Perché la Cina non è cristiana? Una risposta interessante
Ho domandato al padre Jean-Pierre Charbonnier delle missioni estere di Parigi, noto sinologo, la ragione per cui la Cina non è mai divenuta una nazione cristiana. Ecco la sua risposta in una mia traduzione dall’originale inglese pubblicato in “O Clarim”: “La civiltà cinese è molto raffinata. Comprende una base forte di virtù morale e un impulso per uno sforzo di auto-perfezionamento. Manca tuttavia un senso dei limiti umani e condanna il perdono come una debolezza vergognosa. Le offese devono essere vendicate. I cinesi non vogliono perdere la faccia nel confessare i loro torti. Non hanno il senso del peccato. D’altra parte, la fede cristiana chiede di distruggere questo orgoglio. La croce di Cristo è adorata. Se il cristianesimo è stato lento a progredire in Cina, è in gran parte dovuto al comportamento non cristiano degli occidentali in Cina”. Certo non si può negare che a volte gli occidentali non siano stati esemplari nella loro testimonianza cristiana in Cina.

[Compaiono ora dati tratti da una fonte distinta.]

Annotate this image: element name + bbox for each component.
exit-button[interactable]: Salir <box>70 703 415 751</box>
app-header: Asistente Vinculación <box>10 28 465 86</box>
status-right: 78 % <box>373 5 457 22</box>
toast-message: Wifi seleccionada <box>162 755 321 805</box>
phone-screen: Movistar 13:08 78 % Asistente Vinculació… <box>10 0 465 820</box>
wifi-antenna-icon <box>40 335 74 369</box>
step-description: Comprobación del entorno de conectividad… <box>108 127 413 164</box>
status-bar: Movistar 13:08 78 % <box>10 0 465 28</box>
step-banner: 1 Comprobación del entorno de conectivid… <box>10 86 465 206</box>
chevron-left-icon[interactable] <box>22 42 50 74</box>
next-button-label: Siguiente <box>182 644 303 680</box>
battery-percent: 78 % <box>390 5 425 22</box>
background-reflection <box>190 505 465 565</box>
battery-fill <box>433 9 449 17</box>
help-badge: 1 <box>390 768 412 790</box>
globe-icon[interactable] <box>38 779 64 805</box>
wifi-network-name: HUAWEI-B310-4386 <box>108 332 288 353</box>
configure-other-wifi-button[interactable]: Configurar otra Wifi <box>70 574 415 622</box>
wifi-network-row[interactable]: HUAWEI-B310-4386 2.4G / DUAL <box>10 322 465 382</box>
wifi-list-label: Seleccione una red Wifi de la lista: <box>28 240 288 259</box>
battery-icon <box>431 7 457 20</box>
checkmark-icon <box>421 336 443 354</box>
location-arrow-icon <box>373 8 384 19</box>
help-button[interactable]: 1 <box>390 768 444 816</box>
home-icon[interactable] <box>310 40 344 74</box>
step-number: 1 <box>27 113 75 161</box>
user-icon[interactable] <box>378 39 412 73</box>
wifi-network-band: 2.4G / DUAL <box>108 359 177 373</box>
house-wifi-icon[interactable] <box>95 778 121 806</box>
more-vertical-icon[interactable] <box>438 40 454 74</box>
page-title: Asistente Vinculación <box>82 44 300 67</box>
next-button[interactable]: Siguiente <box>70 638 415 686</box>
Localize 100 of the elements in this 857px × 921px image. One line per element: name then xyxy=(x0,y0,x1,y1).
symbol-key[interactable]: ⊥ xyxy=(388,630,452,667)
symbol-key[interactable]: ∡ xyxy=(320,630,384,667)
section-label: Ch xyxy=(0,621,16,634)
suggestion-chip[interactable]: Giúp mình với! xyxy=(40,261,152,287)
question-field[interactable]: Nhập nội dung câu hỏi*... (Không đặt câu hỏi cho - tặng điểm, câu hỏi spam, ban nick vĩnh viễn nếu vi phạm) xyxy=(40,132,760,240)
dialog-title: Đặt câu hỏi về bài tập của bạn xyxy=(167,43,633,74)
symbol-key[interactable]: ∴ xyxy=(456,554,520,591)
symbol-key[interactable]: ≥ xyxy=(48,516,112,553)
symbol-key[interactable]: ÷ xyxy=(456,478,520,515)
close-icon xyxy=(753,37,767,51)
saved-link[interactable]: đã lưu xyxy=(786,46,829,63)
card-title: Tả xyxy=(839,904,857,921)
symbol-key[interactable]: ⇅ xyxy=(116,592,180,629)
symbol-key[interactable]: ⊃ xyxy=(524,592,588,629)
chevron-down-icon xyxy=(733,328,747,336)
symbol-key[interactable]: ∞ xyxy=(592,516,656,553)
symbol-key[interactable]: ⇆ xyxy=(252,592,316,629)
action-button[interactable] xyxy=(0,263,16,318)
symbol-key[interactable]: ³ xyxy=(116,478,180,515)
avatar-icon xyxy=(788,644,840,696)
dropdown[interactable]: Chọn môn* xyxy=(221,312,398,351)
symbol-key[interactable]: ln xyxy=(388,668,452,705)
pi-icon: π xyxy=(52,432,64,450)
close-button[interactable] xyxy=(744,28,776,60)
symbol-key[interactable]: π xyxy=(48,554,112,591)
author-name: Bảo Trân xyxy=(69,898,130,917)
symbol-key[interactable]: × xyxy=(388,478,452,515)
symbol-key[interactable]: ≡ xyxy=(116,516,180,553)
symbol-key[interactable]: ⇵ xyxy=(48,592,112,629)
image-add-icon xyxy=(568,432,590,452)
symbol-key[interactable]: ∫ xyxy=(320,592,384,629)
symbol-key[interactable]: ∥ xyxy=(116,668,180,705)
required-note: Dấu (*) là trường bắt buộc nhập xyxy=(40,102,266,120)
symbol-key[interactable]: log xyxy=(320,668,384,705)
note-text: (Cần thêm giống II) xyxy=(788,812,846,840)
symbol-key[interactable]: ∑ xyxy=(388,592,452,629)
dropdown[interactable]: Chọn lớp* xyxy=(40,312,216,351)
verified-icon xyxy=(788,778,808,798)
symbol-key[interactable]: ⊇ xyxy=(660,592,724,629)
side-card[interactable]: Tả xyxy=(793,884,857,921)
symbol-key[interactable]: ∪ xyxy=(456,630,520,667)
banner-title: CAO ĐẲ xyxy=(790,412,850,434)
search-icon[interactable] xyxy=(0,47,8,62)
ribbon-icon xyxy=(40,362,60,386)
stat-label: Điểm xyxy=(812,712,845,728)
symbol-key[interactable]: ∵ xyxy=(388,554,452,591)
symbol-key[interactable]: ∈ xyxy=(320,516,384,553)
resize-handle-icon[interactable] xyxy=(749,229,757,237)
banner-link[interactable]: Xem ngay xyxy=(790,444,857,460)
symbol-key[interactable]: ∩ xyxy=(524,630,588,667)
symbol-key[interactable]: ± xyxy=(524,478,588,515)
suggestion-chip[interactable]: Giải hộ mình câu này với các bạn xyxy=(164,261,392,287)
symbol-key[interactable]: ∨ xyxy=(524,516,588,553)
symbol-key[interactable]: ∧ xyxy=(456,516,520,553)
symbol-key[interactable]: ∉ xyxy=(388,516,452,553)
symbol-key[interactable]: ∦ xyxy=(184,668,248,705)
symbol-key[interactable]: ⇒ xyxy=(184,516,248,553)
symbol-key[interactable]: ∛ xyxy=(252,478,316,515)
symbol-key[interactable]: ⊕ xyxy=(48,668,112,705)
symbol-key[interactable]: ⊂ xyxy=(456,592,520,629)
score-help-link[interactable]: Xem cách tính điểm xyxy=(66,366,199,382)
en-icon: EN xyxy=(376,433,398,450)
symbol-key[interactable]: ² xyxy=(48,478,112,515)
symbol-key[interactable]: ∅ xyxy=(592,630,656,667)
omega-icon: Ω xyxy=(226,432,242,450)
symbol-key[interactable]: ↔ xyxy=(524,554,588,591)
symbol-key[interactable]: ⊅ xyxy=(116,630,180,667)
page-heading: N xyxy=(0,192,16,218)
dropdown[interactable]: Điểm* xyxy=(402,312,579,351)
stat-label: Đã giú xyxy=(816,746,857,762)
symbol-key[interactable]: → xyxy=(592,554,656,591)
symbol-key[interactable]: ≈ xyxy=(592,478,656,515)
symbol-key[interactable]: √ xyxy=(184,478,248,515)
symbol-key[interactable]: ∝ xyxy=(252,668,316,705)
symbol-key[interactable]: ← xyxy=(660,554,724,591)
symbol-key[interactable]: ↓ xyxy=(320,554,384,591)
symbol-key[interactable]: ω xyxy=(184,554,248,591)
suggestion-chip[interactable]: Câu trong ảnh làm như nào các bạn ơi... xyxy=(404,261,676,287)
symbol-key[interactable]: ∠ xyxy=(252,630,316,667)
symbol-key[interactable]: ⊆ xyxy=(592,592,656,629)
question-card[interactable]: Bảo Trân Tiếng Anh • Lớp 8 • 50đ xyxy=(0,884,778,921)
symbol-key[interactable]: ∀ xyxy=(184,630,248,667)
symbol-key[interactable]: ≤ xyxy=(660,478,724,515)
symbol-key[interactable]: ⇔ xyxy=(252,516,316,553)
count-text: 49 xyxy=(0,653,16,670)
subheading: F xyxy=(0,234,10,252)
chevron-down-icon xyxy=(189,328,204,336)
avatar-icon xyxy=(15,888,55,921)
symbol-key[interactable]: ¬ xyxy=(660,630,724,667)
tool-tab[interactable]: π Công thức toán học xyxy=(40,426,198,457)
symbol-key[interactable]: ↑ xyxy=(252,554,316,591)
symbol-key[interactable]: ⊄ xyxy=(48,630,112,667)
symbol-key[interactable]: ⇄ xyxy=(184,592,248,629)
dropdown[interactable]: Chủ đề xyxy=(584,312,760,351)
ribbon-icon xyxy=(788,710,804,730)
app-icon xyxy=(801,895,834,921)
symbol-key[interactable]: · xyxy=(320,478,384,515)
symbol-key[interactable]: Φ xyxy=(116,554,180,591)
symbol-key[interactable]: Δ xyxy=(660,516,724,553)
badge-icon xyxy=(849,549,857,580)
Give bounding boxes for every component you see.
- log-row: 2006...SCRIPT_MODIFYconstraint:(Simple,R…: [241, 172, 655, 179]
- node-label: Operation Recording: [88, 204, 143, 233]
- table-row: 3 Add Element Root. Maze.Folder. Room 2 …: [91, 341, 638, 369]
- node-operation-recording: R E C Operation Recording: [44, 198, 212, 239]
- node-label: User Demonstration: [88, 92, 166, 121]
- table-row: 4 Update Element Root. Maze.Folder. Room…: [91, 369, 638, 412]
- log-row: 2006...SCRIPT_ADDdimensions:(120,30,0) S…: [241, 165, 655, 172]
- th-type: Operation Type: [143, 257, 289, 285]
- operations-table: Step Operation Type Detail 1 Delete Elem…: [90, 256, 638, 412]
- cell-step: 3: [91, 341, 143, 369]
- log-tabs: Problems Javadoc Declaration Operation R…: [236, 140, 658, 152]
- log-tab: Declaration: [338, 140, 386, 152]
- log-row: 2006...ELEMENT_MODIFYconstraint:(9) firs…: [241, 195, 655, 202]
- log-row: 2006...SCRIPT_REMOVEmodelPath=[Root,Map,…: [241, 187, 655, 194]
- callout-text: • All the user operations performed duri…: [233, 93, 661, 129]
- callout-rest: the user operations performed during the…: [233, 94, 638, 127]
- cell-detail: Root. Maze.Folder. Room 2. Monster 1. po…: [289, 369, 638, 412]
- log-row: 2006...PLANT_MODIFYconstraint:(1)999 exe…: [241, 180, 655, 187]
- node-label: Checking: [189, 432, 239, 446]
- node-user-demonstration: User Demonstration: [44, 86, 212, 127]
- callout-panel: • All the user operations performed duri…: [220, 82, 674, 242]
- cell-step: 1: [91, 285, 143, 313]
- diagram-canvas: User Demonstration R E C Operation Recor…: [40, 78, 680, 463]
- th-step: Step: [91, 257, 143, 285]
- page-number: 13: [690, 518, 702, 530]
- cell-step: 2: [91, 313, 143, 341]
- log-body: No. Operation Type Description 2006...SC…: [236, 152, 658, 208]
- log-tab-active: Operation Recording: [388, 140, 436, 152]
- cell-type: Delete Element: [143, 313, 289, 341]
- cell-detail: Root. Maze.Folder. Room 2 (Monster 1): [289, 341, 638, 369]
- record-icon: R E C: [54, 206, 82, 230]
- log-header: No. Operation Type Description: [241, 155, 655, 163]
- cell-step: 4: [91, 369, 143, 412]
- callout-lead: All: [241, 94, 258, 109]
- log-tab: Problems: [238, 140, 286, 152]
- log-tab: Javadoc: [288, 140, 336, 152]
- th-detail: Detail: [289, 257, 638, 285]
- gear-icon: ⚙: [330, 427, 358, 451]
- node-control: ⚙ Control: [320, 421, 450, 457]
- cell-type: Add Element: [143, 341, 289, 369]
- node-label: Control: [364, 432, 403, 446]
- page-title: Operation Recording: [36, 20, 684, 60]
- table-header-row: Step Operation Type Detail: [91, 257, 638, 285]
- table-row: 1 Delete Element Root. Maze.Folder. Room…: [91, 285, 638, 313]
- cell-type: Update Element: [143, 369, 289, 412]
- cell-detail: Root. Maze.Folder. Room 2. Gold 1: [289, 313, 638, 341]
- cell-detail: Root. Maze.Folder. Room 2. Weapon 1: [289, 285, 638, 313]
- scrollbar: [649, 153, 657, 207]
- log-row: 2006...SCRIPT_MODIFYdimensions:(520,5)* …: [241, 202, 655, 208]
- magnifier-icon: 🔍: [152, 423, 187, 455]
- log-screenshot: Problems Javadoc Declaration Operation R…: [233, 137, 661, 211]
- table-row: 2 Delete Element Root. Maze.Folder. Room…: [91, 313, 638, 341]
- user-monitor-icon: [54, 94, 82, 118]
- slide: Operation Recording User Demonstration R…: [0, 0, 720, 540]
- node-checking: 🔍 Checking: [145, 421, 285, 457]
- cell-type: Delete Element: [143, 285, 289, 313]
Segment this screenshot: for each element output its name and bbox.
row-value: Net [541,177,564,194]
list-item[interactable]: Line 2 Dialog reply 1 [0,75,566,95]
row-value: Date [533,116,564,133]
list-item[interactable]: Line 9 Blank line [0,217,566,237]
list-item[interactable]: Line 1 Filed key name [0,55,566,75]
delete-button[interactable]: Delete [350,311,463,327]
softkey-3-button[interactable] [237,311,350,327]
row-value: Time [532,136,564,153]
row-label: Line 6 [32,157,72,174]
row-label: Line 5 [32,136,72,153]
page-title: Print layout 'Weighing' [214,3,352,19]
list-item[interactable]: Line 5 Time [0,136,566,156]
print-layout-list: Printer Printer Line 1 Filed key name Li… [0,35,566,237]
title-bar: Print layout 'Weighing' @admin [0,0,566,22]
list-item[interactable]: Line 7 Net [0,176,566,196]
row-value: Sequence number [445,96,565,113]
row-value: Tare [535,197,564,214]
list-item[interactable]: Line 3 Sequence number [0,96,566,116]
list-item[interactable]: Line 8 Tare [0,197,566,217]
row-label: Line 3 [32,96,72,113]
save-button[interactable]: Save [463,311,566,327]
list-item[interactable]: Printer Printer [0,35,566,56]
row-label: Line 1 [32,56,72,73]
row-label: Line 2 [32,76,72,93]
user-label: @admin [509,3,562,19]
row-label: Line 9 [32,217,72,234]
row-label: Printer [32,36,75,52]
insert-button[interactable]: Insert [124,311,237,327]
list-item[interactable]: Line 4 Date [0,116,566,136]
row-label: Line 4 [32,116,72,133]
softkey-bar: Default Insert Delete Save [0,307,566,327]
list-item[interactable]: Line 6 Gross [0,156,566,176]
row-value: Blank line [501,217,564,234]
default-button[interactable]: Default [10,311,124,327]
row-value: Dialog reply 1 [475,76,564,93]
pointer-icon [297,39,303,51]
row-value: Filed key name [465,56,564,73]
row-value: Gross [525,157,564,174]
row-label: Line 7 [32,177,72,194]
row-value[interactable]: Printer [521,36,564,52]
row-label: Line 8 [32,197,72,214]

Purtuttavia ritengo importante sottolineare la centralità dei fattori culturali che il padre Charbonnier citava in apertura.

Nostre informazioni


Le cinque organizzazioni religiose della Cina avrebbero proposto di poter esporre la bandiera della Cina sopra tutti i luoghi di culto e di promuovere cerimonie in onore della bandiera stessa anche nelle maggiori festività religiose (7 Agosto, “China Christian Daily”).
Articolo che segnala l’intensificarsi dei rapporti fra Cina e Vaticano sotto il presente pontefice anche grazie alla trasmissione di documentari sulla Chiesa Cattolica in Cina (27 agosto, “Catholic Indipendent News”).
Nell’ambito di un giro di vite senza precedenti contro gli avvocati per i diritti umani, l’università di Pechino ha espulso due avvocati di Hong Kong provocando la reazione sdegnata della Bar Association, la più grande organizzazione di professionisti del settore legale (28 Agosto, “AsiaNews”).
Intervista ad un sacerdote cinese pubblicata in Giappone sul suo desiderio per la riunificazione e le difficoltà della Chiesa in Cina (1 settembre, “The Mainichi”).